I’ve been a cosplayer and cosplaying since 2005. I remember my first time very well. I wore this terrible Itachi Uchiha outfit from Naruto. It was a mess, but I had such a fun time! The year prior my mother had taken me to my first convention after reading about it in our local newspaper. It was something I had never known about. I had always loved dressing up for Halloween, and here I discovered a whole new world of people, people who liked what I liked and wore beautiful costumes. I wanted to be like them. I wanted to be a part of that world.
I have never been good at sewing. I took a class and just found it rather difficult. I could make small things, and simple outfits, but I always wanted to wear beautiful and grand costumes. So I considered looking elsewhere for my costumes and looked into hiring a seamstress.
So there I was in 2014, I had been cosplaying for nearly 10 years, the whole time I had only made a few outfits myself. There had always been talk in the community about how you weren’t a ‘real’ cosplayer if you didn’t make everything yourself. That was part of the hobby and that was what a cosplayer was. There had been a trend of accusing cosplayers of not making their own outfits, or shaming those who did admit they had someone make their outfit.
I felt bad I didn’t have the skills to make the beautiful outfits I wanted to cosplay, I let those things get me down, but this had been something I had loved for a very long time and I wasn’t going to give it up because I couldn’t make ornate costumes all myself.
In 2014 I met my now good friend Tia, a very talented seamstress and owner of Serenity Costumes. She was accepting commissions and I had gotten a good look at her portfolio. I was impressed and after talking we decided to work together to create my costumes. That was the beginning of something wonderful. Tia is a very talented seamstress and artist, and has made some of my cosplay dreams come true.
Now, perhaps in this point of the article you are wondering how you too can find a seamstress to work with, or what to expect when working with one.

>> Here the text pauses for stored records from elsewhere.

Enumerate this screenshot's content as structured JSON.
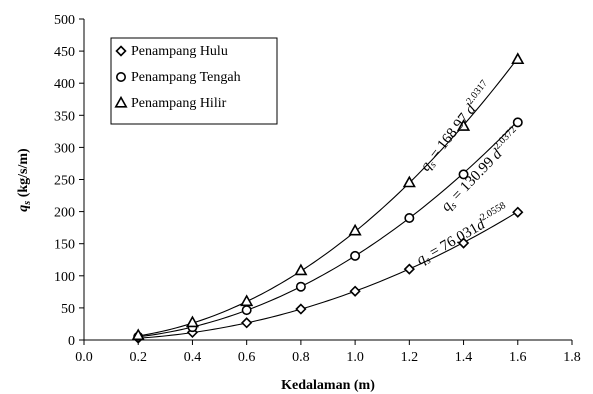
{
  "chart_data": {
    "type": "scatter",
    "xlabel": "Kedalaman (m)",
    "ylabel_main": "q",
    "ylabel_sub": "s",
    "ylabel_unit": " (kg/s/m)",
    "xlim": [
      0.0,
      1.8
    ],
    "ylim": [
      0,
      500
    ],
    "x_ticks": [
      "0.0",
      "0.2",
      "0.4",
      "0.6",
      "0.8",
      "1.0",
      "1.2",
      "1.4",
      "1.6",
      "1.8"
    ],
    "y_ticks": [
      "0",
      "50",
      "100",
      "150",
      "200",
      "250",
      "300",
      "350",
      "400",
      "450",
      "500"
    ],
    "grid": false,
    "legend_position": "top-left",
    "x": [
      0.2,
      0.4,
      0.6,
      0.8,
      1.0,
      1.2,
      1.4,
      1.6
    ],
    "series": [
      {
        "name": "Penampang Hulu",
        "marker": "diamond",
        "values": [
          2.9,
          11.8,
          26.8,
          48.2,
          76.0,
          110.4,
          151.0,
          199.0
        ],
        "fit": {
          "a": 76.031,
          "b": 2.0558
        },
        "equation": {
          "q": "q",
          "sub": "s",
          "mid": " = 76.031",
          "d": "d",
          "exp": "2.0558"
        }
      },
      {
        "name": "Penampang Tengah",
        "marker": "circle",
        "values": [
          5.0,
          20.0,
          46.5,
          83.0,
          131.0,
          190.0,
          258.0,
          339.0
        ],
        "fit": {
          "a": 130.99,
          "b": 2.0372
        },
        "equation": {
          "q": "q",
          "sub": "s",
          "mid": " = 130.99 ",
          "d": "d",
          "exp": "2.0372"
        }
      },
      {
        "name": "Penampang Hilir",
        "marker": "triangle",
        "values": [
          7.0,
          27.0,
          60.0,
          108.0,
          170.0,
          245.0,
          333.0,
          437.0
        ],
        "fit": {
          "a": 168.97,
          "b": 2.0317
        },
        "equation": {
          "q": "q",
          "sub": "s",
          "mid": " = 168.97 ",
          "d": "d",
          "exp": "2.0317"
        }
      }
    ]
  }
}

Well you are in luck because that is something I can help out with! Here are some tips I have found useful for commissioning cosplays and finding the right seamstress for you.

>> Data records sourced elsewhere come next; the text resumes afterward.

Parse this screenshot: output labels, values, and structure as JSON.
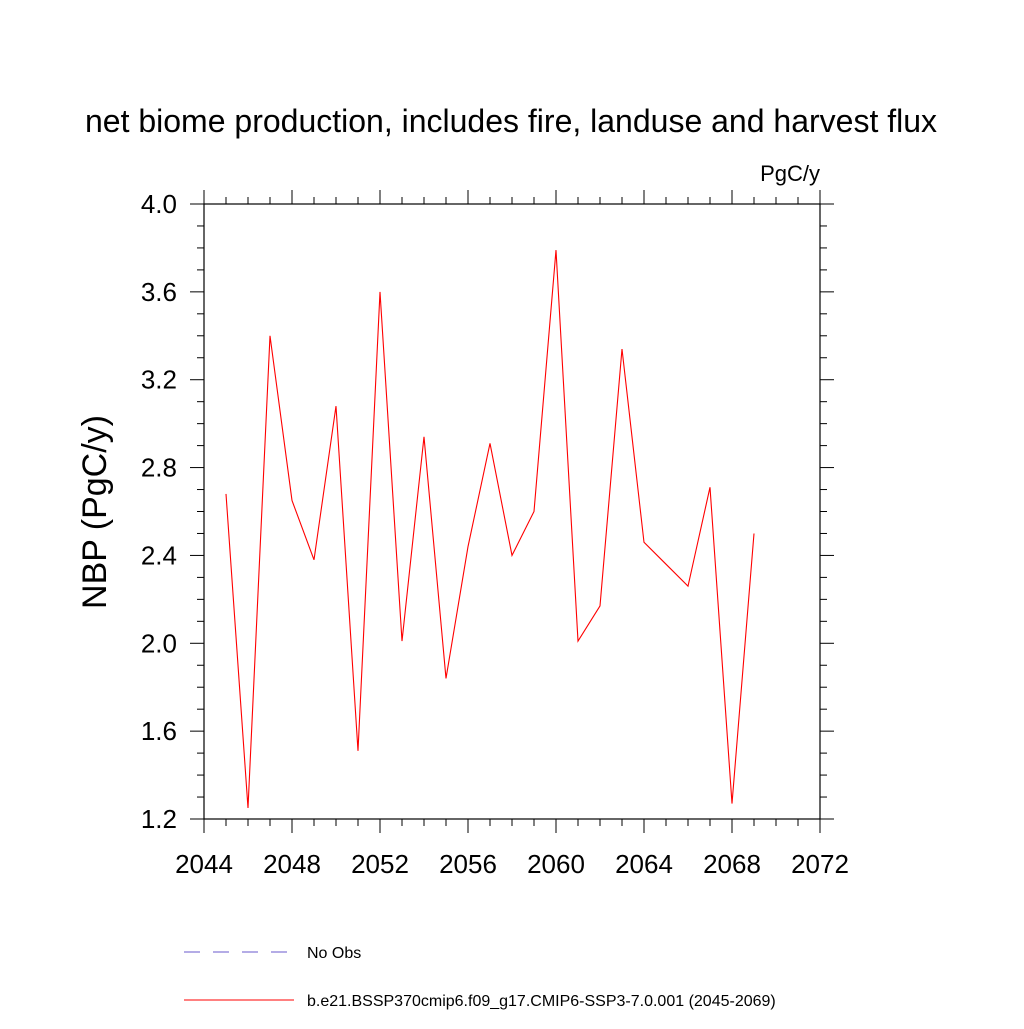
{
  "chart_data": {
    "type": "line",
    "title": "net biome production, includes fire, landuse and harvest flux",
    "units_label": "PgC/y",
    "xlabel": "",
    "ylabel": "NBP  (PgC/y)",
    "xlim": [
      2044,
      2072
    ],
    "ylim": [
      1.2,
      4.0
    ],
    "x_ticks": [
      "2044",
      "2048",
      "2052",
      "2056",
      "2060",
      "2064",
      "2068",
      "2072"
    ],
    "y_ticks": [
      "1.2",
      "1.6",
      "2.0",
      "2.4",
      "2.8",
      "3.2",
      "3.6",
      "4.0"
    ],
    "grid": false,
    "legend_position": "bottom",
    "series": [
      {
        "name": "b.e21.BSSP370cmip6.f09_g17.CMIP6-SSP3-7.0.001 (2045-2069)",
        "color": "#ff0000",
        "dash": "solid",
        "x": [
          2045,
          2046,
          2047,
          2048,
          2049,
          2050,
          2051,
          2052,
          2053,
          2054,
          2055,
          2056,
          2057,
          2058,
          2059,
          2060,
          2061,
          2062,
          2063,
          2064,
          2065,
          2066,
          2067,
          2068,
          2069
        ],
        "values": [
          2.68,
          1.25,
          3.4,
          2.65,
          2.38,
          3.08,
          1.51,
          3.6,
          2.01,
          2.94,
          1.84,
          2.44,
          2.91,
          2.4,
          2.6,
          3.79,
          2.01,
          2.17,
          3.34,
          2.46,
          2.36,
          2.26,
          2.71,
          1.27,
          2.5
        ]
      }
    ],
    "legend": [
      {
        "label": "No Obs",
        "color": "#6a5acd",
        "dash": "dashed"
      },
      {
        "label": "b.e21.BSSP370cmip6.f09_g17.CMIP6-SSP3-7.0.001 (2045-2069)",
        "color": "#ff0000",
        "dash": "solid"
      }
    ]
  }
}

1. Look at Portfolios and reviews for potential seamstresses. It is important to make sure the person you are working with is professional and has the skills they say they do. Talk to other people who have worked with them, ask questions, and look at their work. Don’t be afraid to ask questions and do your research. You are potentially about to make a major investment, it is always a good idea to be sure before jumping into something.
2. Have good reference pictures for your seamstress. Your seamstress might not be familiar with the character you want to do. Make sure to have good pictures from as many angles as you can.

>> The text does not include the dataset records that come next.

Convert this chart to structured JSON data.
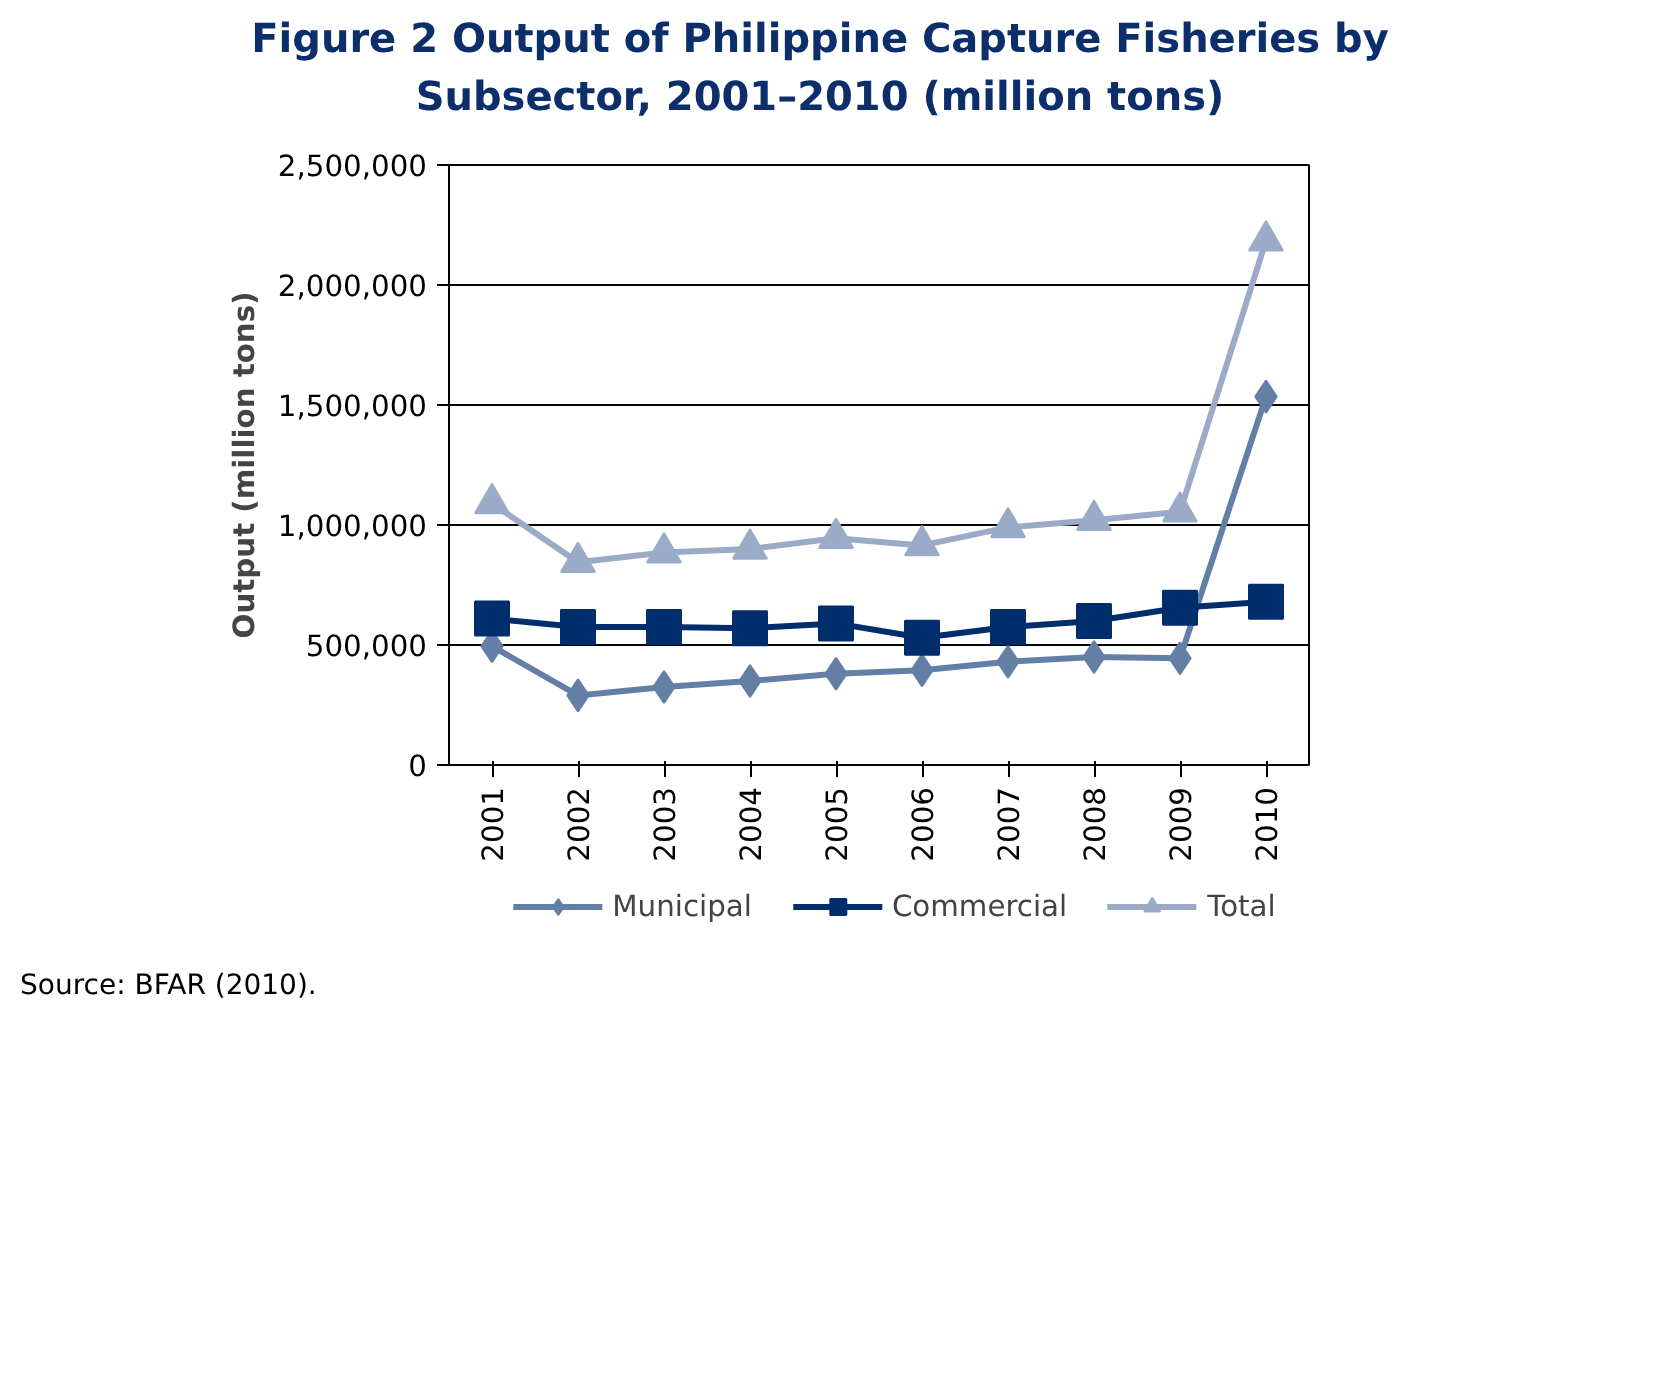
{
  "chart_data": {
    "type": "line",
    "title": "Figure 2    Output of Philippine Capture Fisheries by Subsector, 2001–2010 (million tons)",
    "ylabel": "Output (million tons)",
    "categories": [
      "2001",
      "2002",
      "2003",
      "2004",
      "2005",
      "2006",
      "2007",
      "2008",
      "2009",
      "2010"
    ],
    "series": [
      {
        "name": "Municipal",
        "color": "#647fa6",
        "marker": "diamond",
        "values": [
          495000,
          290000,
          325000,
          350000,
          380000,
          395000,
          430000,
          450000,
          445000,
          1535000
        ]
      },
      {
        "name": "Commercial",
        "color": "#002d6b",
        "marker": "square",
        "values": [
          610000,
          575000,
          575000,
          570000,
          590000,
          530000,
          575000,
          600000,
          655000,
          680000
        ]
      },
      {
        "name": "Total",
        "color": "#9aabc7",
        "marker": "triangle",
        "values": [
          1090000,
          845000,
          885000,
          900000,
          945000,
          915000,
          990000,
          1020000,
          1055000,
          2185000
        ]
      }
    ],
    "ylim": [
      0,
      2500000
    ],
    "yticks": [
      0,
      {
        "value": 500000,
        "label": "500,000"
      },
      {
        "value": 1000000,
        "label": "1,000,000"
      },
      {
        "value": 1500000,
        "label": "1,500,000"
      },
      {
        "value": 2000000,
        "label": "2,000,000"
      },
      {
        "value": 2500000,
        "label": "2,500,000"
      }
    ],
    "grid": "y",
    "legend": "bottom",
    "line_style": "solid",
    "annotations": [
      "Source: BFAR (2010)."
    ]
  }
}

COMMUNICATE!! Communication is key! Talk to your seamstress about exactly what you want what materials you want to use, and make sure you meet for proper fittings. This is important, avoid being vague, be as detailed as possible about what you want.
3. Don’t be blown away by the price. It is true, seamstresses will charge more then ebay sellers or online cosplay sites, but you are getting a quality, well fitted garment. Take for example some of my cosplays. My first cosplay, besides Itachi, was Roy Mustang from Full Metal Alchemist. I purchased it from a cosplay site and noticed right away the fit wasn’t perfect and pieces would fall off. Now, an outfit like Melisandre that Tia made is different. Well constructed, made with quality materials, and fits me like a glove.
4. Support a small business. A lot of seamstresses are their own small business and artists who live off their craft. I personally always like supporting artists and helping be able to keep creativity alive. It feels more like working with members of our community rather than just buying a costume from a faceless cosplay site.
5. Credit!!! It is so important and a problem that has been happening recently in the community. If you work with a seamstress, make sure you give them the proper credit. That includes not entering masquerades with a commissioned outfit, or posting a photo without crediting who made the garment. It’s very important; make sure their work is recognized.
6. Don’t stop learning for yourself! It is more than commission cosplays, but I highly encourage people to keep learning. See if you can make small pieces for your costumes while your seamstress makes the bulk of it or the harder part. Don’t stop learning and experimenting with pieces of your costume.
And last but not least,
7. Don’t be ashamed. This is so important! You are not any less of a cosplayer because you don’t make your outfit! Cosplaying is, first and foremost, having fun dressing up as your favorite character.
These are just some personal stories and tip I have had when it comes to working with seamstresses and commissioners. Do your research, and have fun! Happy cosplaying!